About this book
“According to the mystics, the Torah was engraved with black fire on white fire. These poetic midrash too.” – Jay Michaelson, author of The Gate of Tears: Sadness and the Spiritual Path
In his piercing debut collection, The House at the Center of the World, poet and scholar Abe Mezrich offers a series of beautifully composed short insights on some of the most elusive passages of the Torah: the second half of Exodus, the entirety of Leviticus, and the beginning of Numbers. At once powerful close readings of the text and deeply spiritual literature, these roughly seventy short pieces “carry ethical implications all the way from the ancient era right to the present day” (Dan Friedman, Managing Editor of The Forward). “Direct and accessible,” these poems “remind us that our Creator is forgiving, that the spiritual and physical can inform one another, and that the supernatural can be carried into the everyday.” (Yehoshua November, author of God’s Optimism)

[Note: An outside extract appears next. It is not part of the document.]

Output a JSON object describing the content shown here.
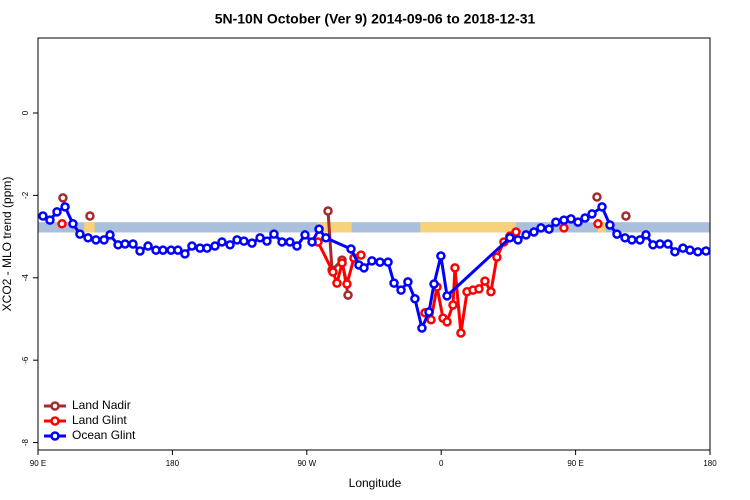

Excerpt: What we do with holiness in surprising places
What we do with holiness in surprising places
We cover the outside of God’s Tent with cloth.
On this cloth,
a whole flap
will run beyond the Tent;
that flap
must be folded back
and on to the Tent again.
*
Much of life is made of this:
finding the holiness
that has gone beyond its borders
and grasping it
and letting it guide you
all the way back to God’s Tent.
Exodus 26:1-9
Excerpt: When does money become holy?
When does money become holy?
i.
God says: When you come to the land, every seventh year
you must renounce ownership of the land
and share that year’s produce with your servant of every kind
and with your animals that labor with you
and with the animals of nature.
*
And God says: If you follow My Laws…
I will grant your rains in their season;
and the Land shall give forth its yield.
*
Then God tells the Laws
of how a person may donate money
—value—
to God’s Temple.
ii
We think of our wealth
as our own.
But if you share your wealth
with the community around you,
and if you know your wealth comes
only through God’s rain—
then your wealth can truly hold value,
then your money can be made holy to God.
Leviticus 25:2,6; 26:3-4; 27:3
Reviews
“According to the mystics, the Torah was engraved with black fire on white fire. These poetic midrash too. Read them slowly. Spend time in the white spaces. Let the foreignness of the text resonate in silence, and find yourself rewarded.”
—Jay Michaelson, author of The Gate of Tears: Sadness and the Spiritual Path
“Each installment of Abe’s still small voice is a miniature jewel, poetically illuminating with its delicate facets otherwise hidden elements of each parsha.”
—Dan Friedman, managing editor, The Forward
“Abe Mezrich cuts straight back to the roots of the Midrashic tradition, sermonizing as a poet, rather than idealogue. Best of all, Abe knows how to ask questions and avoid the obvious answers.”
—Jake Marmer, poet and performer
“Direct and accessible, Mezrich’s midrashic poems often tease profound meaning out of his chosen Torah texts. These poems remind us that our Creator is forgiving, that the spiritual and physical can inform one another, and that the supernatural can be carried into the everyday.”
—Yehoshua November, author of
God’s Optimism
“Abe’s voice is a blend of humanist spirituality. Its poetic form, continuing the midrashic tradition, accentuates its diverse traditional and modern origins. The style is lucid and the embedded gems engaging. Reading this book is like strolling upon a calm and breathtaking seaside with a very learned friend. But this friend has a message – inherited and acquired, ancient and relevant – and his art allows this message to weave into life. Life will be richer for this meeting.”